One surprising aspect of running a digital library is the power search engines have over your work. A daily battle ensues, it seems, to insure the library is fully exposed to search engines, making them well aware of constant content updates. Like many digital libraries, we have many returning visitors. But a well optimized site for search engine promises to increase those counts many fold -- by just allowing random searchers to find the site.
For better or worse, a good majority of our content is PDFs, which we can't force search engines to crawl. We haven't created the content, so we don't know much they've followed basic strategies for optimizing PDFs: making them text based, providing good metadata, stripping down file size, etc. So, we are reliant on the power of our metadata to make sure people can find the content.
I found a solution to this taken from a paper from the National Library of Singapore, Libraries without Borders: Content Delivery [pdf], Singapore Style by Chan Ping Wah and Ngian Lek Choh.
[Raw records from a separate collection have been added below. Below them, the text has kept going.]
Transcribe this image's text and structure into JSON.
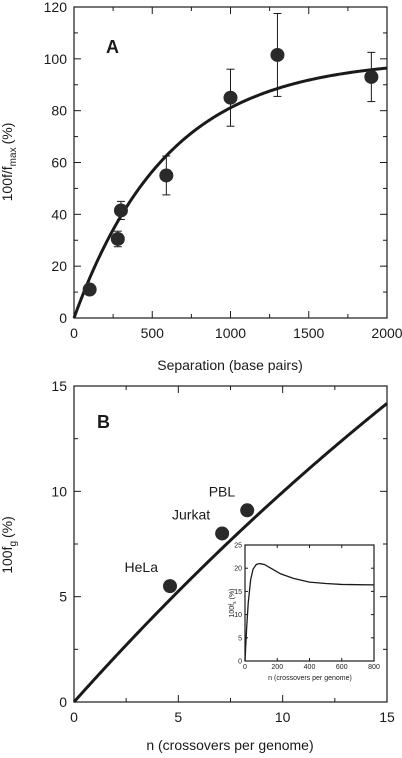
{
  "chart_data": [
    {
      "type": "scatter",
      "panel_label": "A",
      "xlabel": "Separation (base pairs)",
      "ylabel": "100f/f",
      "ylabel_sub": "max",
      "ylabel_unit": "(%)",
      "xlim": [
        0,
        2000
      ],
      "ylim": [
        0,
        120
      ],
      "xticks": [
        "0",
        "500",
        "1000",
        "1500",
        "2000"
      ],
      "yticks": [
        "0",
        "20",
        "40",
        "60",
        "80",
        "100",
        "120"
      ],
      "points": [
        {
          "x": 100,
          "y": 11,
          "err": 0
        },
        {
          "x": 280,
          "y": 30.5,
          "err": 3
        },
        {
          "x": 300,
          "y": 41.5,
          "err": 3.5
        },
        {
          "x": 590,
          "y": 55,
          "err": 7.5
        },
        {
          "x": 1000,
          "y": 85,
          "err": 11
        },
        {
          "x": 1300,
          "y": 101.5,
          "err": 16
        },
        {
          "x": 1900,
          "y": 93,
          "err": 9.5
        }
      ],
      "fit_curve": {
        "form": "100*(1-exp(-x/L))",
        "L": 600
      }
    },
    {
      "type": "line",
      "panel_label": "B",
      "xlabel": "n (crossovers per genome)",
      "ylabel": "100f",
      "ylabel_sub": "g",
      "ylabel_unit": "(%)",
      "xlim": [
        0,
        15
      ],
      "ylim": [
        0,
        15
      ],
      "xticks": [
        "0",
        "5",
        "10",
        "15"
      ],
      "yticks": [
        "0",
        "5",
        "10",
        "15"
      ],
      "points": [
        {
          "label": "HeLa",
          "x": 4.6,
          "y": 5.5
        },
        {
          "label": "Jurkat",
          "x": 7.1,
          "y": 8.0
        },
        {
          "label": "PBL",
          "x": 8.3,
          "y": 9.1
        }
      ],
      "curve": {
        "form": "50*(1-exp(-n/A))",
        "A": 45
      },
      "inset": {
        "xlabel": "n (crossovers per genome)",
        "ylabel": "100f",
        "ylabel_sub": "s",
        "ylabel_unit": "(%)",
        "xlim": [
          0,
          800
        ],
        "ylim": [
          0,
          25
        ],
        "xticks": [
          "0",
          "200",
          "400",
          "600",
          "800"
        ],
        "yticks": [
          "0",
          "5",
          "10",
          "15",
          "20",
          "25"
        ],
        "curve_points": [
          [
            0,
            0
          ],
          [
            10,
            7
          ],
          [
            20,
            12.5
          ],
          [
            35,
            17.5
          ],
          [
            50,
            19.8
          ],
          [
            70,
            20.8
          ],
          [
            90,
            21.0
          ],
          [
            120,
            20.8
          ],
          [
            160,
            20.0
          ],
          [
            220,
            18.8
          ],
          [
            300,
            17.8
          ],
          [
            400,
            17.0
          ],
          [
            500,
            16.7
          ],
          [
            600,
            16.5
          ],
          [
            700,
            16.45
          ],
          [
            800,
            16.4
          ]
        ]
      }
    }
  ]
}
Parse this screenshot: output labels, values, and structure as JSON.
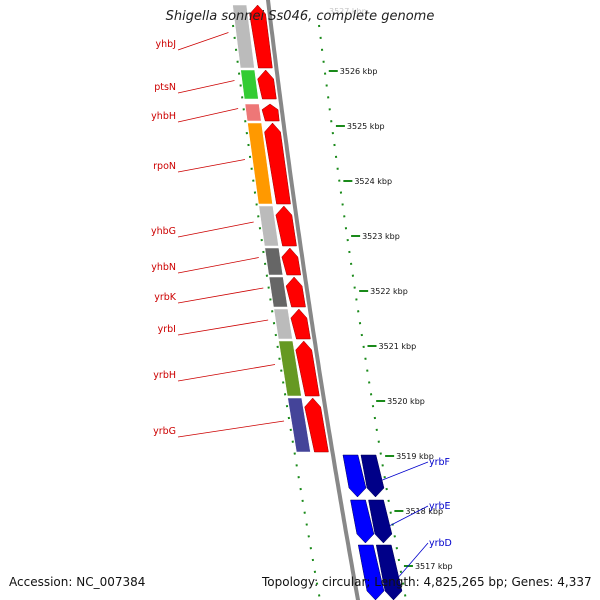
{
  "title": "Shigella sonnei Ss046, complete genome",
  "accession": "Accession: NC_007384",
  "topology": "Topology: circular; Length: 4,825,265 bp; Genes: 4,337",
  "colors": {
    "label_red": "#cc0000",
    "label_blue": "#0000cc",
    "cds_red": "#ff0000",
    "cds_blue": "#0000ff",
    "cds_navy": "#000088",
    "tick_green": "#1a8a1a",
    "backbone": "#888888"
  },
  "top_tick_label": "3527 kbp",
  "kbp_ticks": [
    "3526 kbp",
    "3525 kbp",
    "3524 kbp",
    "3523 kbp",
    "3522 kbp",
    "3521 kbp",
    "3520 kbp",
    "3519 kbp",
    "3518 kbp",
    "3517 kbp"
  ],
  "left_genes": [
    {
      "name": "yhbJ",
      "color": "#bbbbbb"
    },
    {
      "name": "ptsN",
      "color": "#33cc33"
    },
    {
      "name": "yhbH",
      "color": "#ee7777"
    },
    {
      "name": "rpoN",
      "color": "#ff9900"
    },
    {
      "name": "yhbG",
      "color": "#bbbbbb"
    },
    {
      "name": "yhbN",
      "color": "#666666"
    },
    {
      "name": "yrbK",
      "color": "#666666"
    },
    {
      "name": "yrbI",
      "color": "#bbbbbb"
    },
    {
      "name": "yrbH",
      "color": "#669922"
    },
    {
      "name": "yrbG",
      "color": "#444499"
    }
  ],
  "right_genes": [
    {
      "name": "yrbF"
    },
    {
      "name": "yrbE"
    },
    {
      "name": "yrbD"
    }
  ]
}
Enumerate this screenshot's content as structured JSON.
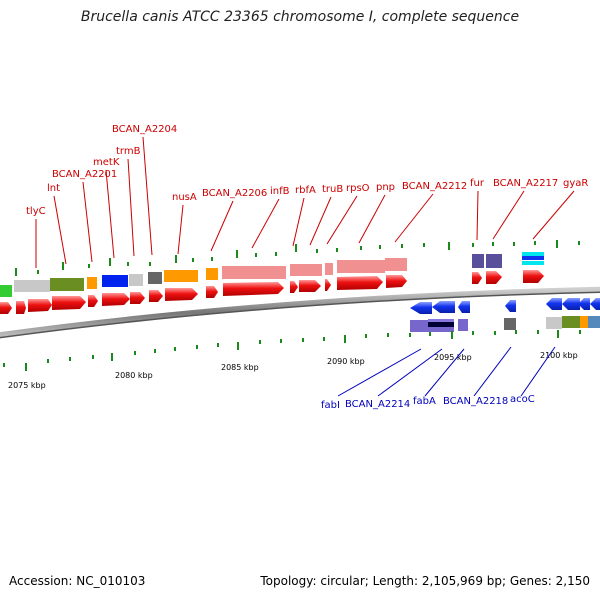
{
  "title": "Brucella canis ATCC 23365 chromosome I, complete sequence",
  "footer": {
    "accession": "Accession: NC_010103",
    "summary": "Topology: circular; Length: 2,105,969 bp; Genes: 2,150"
  },
  "axis_ticks": [
    "2075 kbp",
    "2080 kbp",
    "2085 kbp",
    "2090 kbp",
    "2095 kbp",
    "2100 kbp"
  ],
  "genes_top": [
    "tlyC",
    "lnt",
    "BCAN_A2201",
    "metK",
    "trmB",
    "BCAN_A2204",
    "nusA",
    "BCAN_A2206",
    "infB",
    "rbfA",
    "truB",
    "rpsO",
    "pnp",
    "BCAN_A2212",
    "fur",
    "BCAN_A2217",
    "gyaR"
  ],
  "genes_bottom": [
    "fabI",
    "BCAN_A2214",
    "fabA",
    "BCAN_A2218",
    "acoC"
  ],
  "colors": {
    "forward_gene": "#ee1111",
    "reverse_gene": "#1133ee",
    "backbone": "#8a8a8a",
    "tick": "#1a8a1a",
    "label_top": "#cc0000",
    "label_bottom": "#0000bb"
  }
}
The upshot is that these librarians created subject guides on a variety of topics, mostly pertaining to Singapore’s history. Generally, the pages received a few thousand hits per month until librarians placed guides on individual web pages and let Google (and others) crawl the content. The guides, called Singapore Infopedia, had the simple look and feel of a Wikipedia page (the authors' words), but were fully sourced, vetted and reviewed.
Opening the material up to search engines meant not only library users would find the pages, but anyone looking for information on Singapore. Hits went from a few thousand a month to hundreds of thousands per month.
From the paper:
To make our resources available to them, a better way would be to enable our services to be easily incorporated into their own portal, via some sort of API services (e.g. Web Services). With this, researchers at their respective institution will not need to navigate between different portals to request or access content. Instead, within their own portal, they will be able to search and access an external library, for example, the national library’s content.
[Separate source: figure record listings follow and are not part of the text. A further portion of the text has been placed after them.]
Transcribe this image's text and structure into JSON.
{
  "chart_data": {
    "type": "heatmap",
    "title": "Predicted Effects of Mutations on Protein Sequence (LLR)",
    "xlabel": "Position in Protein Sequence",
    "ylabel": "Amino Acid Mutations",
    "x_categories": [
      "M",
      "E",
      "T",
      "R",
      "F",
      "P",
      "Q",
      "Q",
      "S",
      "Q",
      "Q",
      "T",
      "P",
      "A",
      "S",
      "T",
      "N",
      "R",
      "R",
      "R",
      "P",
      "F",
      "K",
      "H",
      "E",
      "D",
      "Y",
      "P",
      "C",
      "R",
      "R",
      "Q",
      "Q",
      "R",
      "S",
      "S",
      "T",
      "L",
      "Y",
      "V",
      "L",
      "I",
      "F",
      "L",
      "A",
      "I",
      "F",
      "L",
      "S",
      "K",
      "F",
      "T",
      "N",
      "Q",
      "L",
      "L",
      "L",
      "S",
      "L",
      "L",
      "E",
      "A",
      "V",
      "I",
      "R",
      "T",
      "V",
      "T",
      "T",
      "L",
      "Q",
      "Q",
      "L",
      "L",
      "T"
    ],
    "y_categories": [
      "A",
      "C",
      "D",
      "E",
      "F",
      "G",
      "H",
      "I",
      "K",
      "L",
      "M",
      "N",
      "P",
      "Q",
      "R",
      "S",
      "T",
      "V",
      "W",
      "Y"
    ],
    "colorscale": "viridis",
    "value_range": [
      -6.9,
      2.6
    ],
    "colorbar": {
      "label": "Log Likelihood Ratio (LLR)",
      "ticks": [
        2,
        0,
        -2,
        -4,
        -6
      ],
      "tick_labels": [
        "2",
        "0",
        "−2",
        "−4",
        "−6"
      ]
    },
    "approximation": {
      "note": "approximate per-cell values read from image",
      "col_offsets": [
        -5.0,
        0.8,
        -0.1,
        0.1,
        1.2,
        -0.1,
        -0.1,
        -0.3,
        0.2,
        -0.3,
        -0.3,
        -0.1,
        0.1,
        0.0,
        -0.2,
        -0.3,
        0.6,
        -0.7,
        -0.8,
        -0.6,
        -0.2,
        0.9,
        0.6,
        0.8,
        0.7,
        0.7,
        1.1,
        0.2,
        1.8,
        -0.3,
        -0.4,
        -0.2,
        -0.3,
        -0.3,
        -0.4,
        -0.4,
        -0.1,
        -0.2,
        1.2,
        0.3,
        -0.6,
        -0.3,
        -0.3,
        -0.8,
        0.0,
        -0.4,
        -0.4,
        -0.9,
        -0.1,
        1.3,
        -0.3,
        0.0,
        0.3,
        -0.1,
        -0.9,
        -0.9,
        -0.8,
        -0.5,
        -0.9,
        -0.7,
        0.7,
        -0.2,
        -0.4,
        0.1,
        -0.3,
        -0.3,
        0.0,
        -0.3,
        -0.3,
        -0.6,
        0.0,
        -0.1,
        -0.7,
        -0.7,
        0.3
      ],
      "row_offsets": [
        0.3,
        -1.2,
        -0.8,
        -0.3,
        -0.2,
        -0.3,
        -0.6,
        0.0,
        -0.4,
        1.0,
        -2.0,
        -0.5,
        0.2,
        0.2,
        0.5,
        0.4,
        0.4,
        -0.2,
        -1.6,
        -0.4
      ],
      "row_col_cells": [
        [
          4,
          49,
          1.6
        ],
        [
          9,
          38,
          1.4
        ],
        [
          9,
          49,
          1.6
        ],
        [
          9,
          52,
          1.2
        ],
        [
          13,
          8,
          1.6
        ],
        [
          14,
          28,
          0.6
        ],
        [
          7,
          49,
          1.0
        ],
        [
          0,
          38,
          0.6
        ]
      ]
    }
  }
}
It’s something to think about for our sites. From a general user perspective, finding information on our sites can be difficult. User experience folks have long argued that users don’t like too many clicks, and they often don’t like PDFs appearing where webpages should be. What I learned from Singapore Infopedia is that people want a concise (up-to-date) write-up on a topic. Instead of linking to the, say, latest Toolkit on behavioral communications strategies, why not write up a few paragraphs on it, source the material and provide easy access to the source material?
What I also learned is that if libraries are in the business of delivering content, they should have more control in how that content is presented. The Singapore Infopedia method, I think, may cut down on some information overload, the stripped-down pages make it easier to read for those in low-bandwidth countries (thus, easier to transfer knowledge) and be easier to find for regular internet searchers. Others may find it easier to link to these pages than to a PDF, which could bring more people to the site. The Singapore paper also pointed the clean write-ups make it much easier to make an API-like service and share the information with other like-minded sites.
Wah and Choh argue that researchers often don't visit the library portal. It would be better if the library could figure a way to get their content onto a researcher's institutional portal:
To make our resources available to [researchers], a better way would be to enable our services to be easily incorporated into their own portal, via some sort of API services (e.g. Web Services). With this, researchers at their respective institution will not need to navigate between different portals to request or access content. Instead, within their own portal, they will be able to search and access an external library, for example, the national library’s content.
Of course, creating good content is time consuming and quite difficult. Worrying about search engine results can also be a fool's errand. But I think finding a way to unbundle some of the materials we place on our knowledge sites may go a long way into having it read, disseminated and acted upon.